Grant Wood, “The Birthplace of Herbert Hoover, West Branch, Iowa”, Oil on Composition Board, 1931, The John R. Van Derlip Fund; owned jointly with the Des Moines Art Center
Wood places the viewer at the crest of a steep hill, looking down into a green valley where a tour guide points to a small cottage beside a larger white house. But this is not an ordinary cottage – it is the place where Herbert Hoover was born.
Typical of Grant Wood’s Regionalist style, everything is neat and regimented, evoking the simplified forms of American folk art. Many tiny straight brushstrokes define the trim lawns, creating a rhythmic pattern across much of the painting, and patterned clumps of enormous autumnal leaves define the trees. Unrealistically, all of the forms, whether close or distant, are bathed in the same clear light and described with the same precise detail.

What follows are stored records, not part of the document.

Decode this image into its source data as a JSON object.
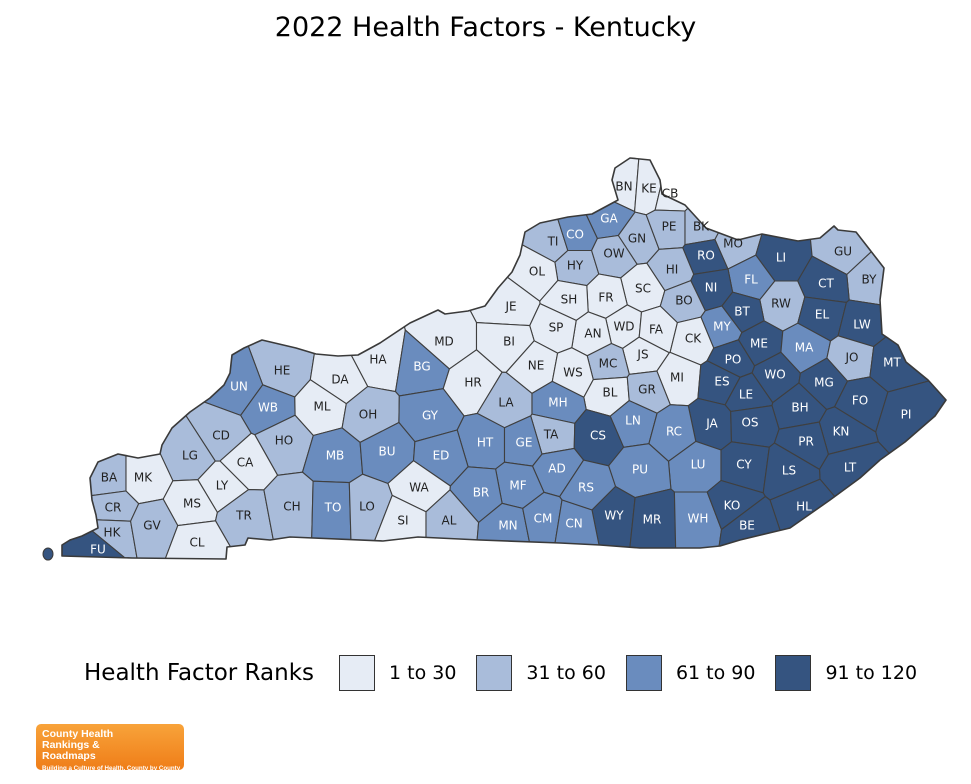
{
  "title": "2022 Health Factors - Kentucky",
  "legend": {
    "title": "Health Factor Ranks",
    "items": [
      {
        "label": "1 to 30",
        "color": "#e6ecf5"
      },
      {
        "label": "31 to 60",
        "color": "#a9bcda"
      },
      {
        "label": "61 to 90",
        "color": "#6a8cbe"
      },
      {
        "label": "91 to 120",
        "color": "#355480"
      }
    ]
  },
  "counties": [
    {
      "abbr": "BN",
      "bin": 1
    },
    {
      "abbr": "KE",
      "bin": 1
    },
    {
      "abbr": "CB",
      "bin": 1
    },
    {
      "abbr": "GA",
      "bin": 3
    },
    {
      "abbr": "TI",
      "bin": 2
    },
    {
      "abbr": "CO",
      "bin": 3
    },
    {
      "abbr": "GN",
      "bin": 2
    },
    {
      "abbr": "PE",
      "bin": 2
    },
    {
      "abbr": "BK",
      "bin": 2
    },
    {
      "abbr": "MO",
      "bin": 2
    },
    {
      "abbr": "LI",
      "bin": 4
    },
    {
      "abbr": "GU",
      "bin": 2
    },
    {
      "abbr": "HY",
      "bin": 2
    },
    {
      "abbr": "OW",
      "bin": 2
    },
    {
      "abbr": "RO",
      "bin": 4
    },
    {
      "abbr": "BY",
      "bin": 2
    },
    {
      "abbr": "OL",
      "bin": 1
    },
    {
      "abbr": "HI",
      "bin": 2
    },
    {
      "abbr": "FL",
      "bin": 3
    },
    {
      "abbr": "CT",
      "bin": 4
    },
    {
      "abbr": "NI",
      "bin": 4
    },
    {
      "abbr": "SC",
      "bin": 1
    },
    {
      "abbr": "FR",
      "bin": 1
    },
    {
      "abbr": "SH",
      "bin": 1
    },
    {
      "abbr": "BO",
      "bin": 2
    },
    {
      "abbr": "RW",
      "bin": 2
    },
    {
      "abbr": "JE",
      "bin": 1
    },
    {
      "abbr": "BT",
      "bin": 4
    },
    {
      "abbr": "EL",
      "bin": 4
    },
    {
      "abbr": "WD",
      "bin": 1
    },
    {
      "abbr": "FA",
      "bin": 1
    },
    {
      "abbr": "AN",
      "bin": 1
    },
    {
      "abbr": "SP",
      "bin": 1
    },
    {
      "abbr": "LW",
      "bin": 4
    },
    {
      "abbr": "MY",
      "bin": 3
    },
    {
      "abbr": "MD",
      "bin": 1
    },
    {
      "abbr": "CK",
      "bin": 1
    },
    {
      "abbr": "BI",
      "bin": 1
    },
    {
      "abbr": "ME",
      "bin": 4
    },
    {
      "abbr": "MA",
      "bin": 3
    },
    {
      "abbr": "JS",
      "bin": 1
    },
    {
      "abbr": "JO",
      "bin": 2
    },
    {
      "abbr": "HA",
      "bin": 1
    },
    {
      "abbr": "NE",
      "bin": 1
    },
    {
      "abbr": "PO",
      "bin": 4
    },
    {
      "abbr": "MT",
      "bin": 4
    },
    {
      "abbr": "HE",
      "bin": 2
    },
    {
      "abbr": "BG",
      "bin": 3
    },
    {
      "abbr": "MC",
      "bin": 2
    },
    {
      "abbr": "DA",
      "bin": 1
    },
    {
      "abbr": "WS",
      "bin": 1
    },
    {
      "abbr": "MI",
      "bin": 1
    },
    {
      "abbr": "ES",
      "bin": 4
    },
    {
      "abbr": "WO",
      "bin": 4
    },
    {
      "abbr": "MG",
      "bin": 4
    },
    {
      "abbr": "UN",
      "bin": 3
    },
    {
      "abbr": "HR",
      "bin": 1
    },
    {
      "abbr": "BL",
      "bin": 1
    },
    {
      "abbr": "GR",
      "bin": 2
    },
    {
      "abbr": "LE",
      "bin": 4
    },
    {
      "abbr": "FO",
      "bin": 4
    },
    {
      "abbr": "WB",
      "bin": 3
    },
    {
      "abbr": "ML",
      "bin": 1
    },
    {
      "abbr": "LA",
      "bin": 2
    },
    {
      "abbr": "MH",
      "bin": 3
    },
    {
      "abbr": "BH",
      "bin": 4
    },
    {
      "abbr": "PI",
      "bin": 4
    },
    {
      "abbr": "OH",
      "bin": 2
    },
    {
      "abbr": "GY",
      "bin": 3
    },
    {
      "abbr": "LN",
      "bin": 3
    },
    {
      "abbr": "JA",
      "bin": 4
    },
    {
      "abbr": "OS",
      "bin": 4
    },
    {
      "abbr": "CD",
      "bin": 2
    },
    {
      "abbr": "TA",
      "bin": 2
    },
    {
      "abbr": "KN",
      "bin": 4
    },
    {
      "abbr": "HO",
      "bin": 2
    },
    {
      "abbr": "CS",
      "bin": 4
    },
    {
      "abbr": "RC",
      "bin": 3
    },
    {
      "abbr": "PR",
      "bin": 4
    },
    {
      "abbr": "HT",
      "bin": 3
    },
    {
      "abbr": "GE",
      "bin": 3
    },
    {
      "abbr": "LG",
      "bin": 2
    },
    {
      "abbr": "MB",
      "bin": 3
    },
    {
      "abbr": "BU",
      "bin": 3
    },
    {
      "abbr": "ED",
      "bin": 3
    },
    {
      "abbr": "CA",
      "bin": 1
    },
    {
      "abbr": "AD",
      "bin": 3
    },
    {
      "abbr": "LU",
      "bin": 3
    },
    {
      "abbr": "CY",
      "bin": 4
    },
    {
      "abbr": "LT",
      "bin": 4
    },
    {
      "abbr": "PU",
      "bin": 3
    },
    {
      "abbr": "LS",
      "bin": 4
    },
    {
      "abbr": "BA",
      "bin": 2
    },
    {
      "abbr": "MK",
      "bin": 1
    },
    {
      "abbr": "LY",
      "bin": 1
    },
    {
      "abbr": "WA",
      "bin": 1
    },
    {
      "abbr": "MF",
      "bin": 3
    },
    {
      "abbr": "BR",
      "bin": 3
    },
    {
      "abbr": "RS",
      "bin": 3
    },
    {
      "abbr": "CR",
      "bin": 2
    },
    {
      "abbr": "MS",
      "bin": 1
    },
    {
      "abbr": "TR",
      "bin": 2
    },
    {
      "abbr": "CH",
      "bin": 2
    },
    {
      "abbr": "TO",
      "bin": 3
    },
    {
      "abbr": "LO",
      "bin": 2
    },
    {
      "abbr": "WY",
      "bin": 4
    },
    {
      "abbr": "MR",
      "bin": 4
    },
    {
      "abbr": "WH",
      "bin": 3
    },
    {
      "abbr": "KO",
      "bin": 4
    },
    {
      "abbr": "HL",
      "bin": 4
    },
    {
      "abbr": "HK",
      "bin": 2
    },
    {
      "abbr": "GV",
      "bin": 2
    },
    {
      "abbr": "SI",
      "bin": 1
    },
    {
      "abbr": "AL",
      "bin": 2
    },
    {
      "abbr": "MN",
      "bin": 3
    },
    {
      "abbr": "CM",
      "bin": 3
    },
    {
      "abbr": "CN",
      "bin": 3
    },
    {
      "abbr": "BE",
      "bin": 4
    },
    {
      "abbr": "CL",
      "bin": 1
    },
    {
      "abbr": "FU",
      "bin": 4
    }
  ],
  "logo": {
    "name": "County Health Rankings & Roadmaps",
    "tagline": "Building a Culture of Health, County by County"
  }
}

Wood did not re-create the scene as it may have looked at the president’s birth. Instead he painted it as the tourist attraction it had become. Upon Hoover’s election to the presidency, the ordinary cottage, which had been turned into a kitchen by later owners, began to attract visitors from all over the country. The owner of the cottage charged visitors ten cents for tours of it and set up a souvenir stand. Wood included a sign in front of the house and a pink rock in which the Daughters of the American Revolution had placed a plaque identifying the house as Hoover’s birthplace.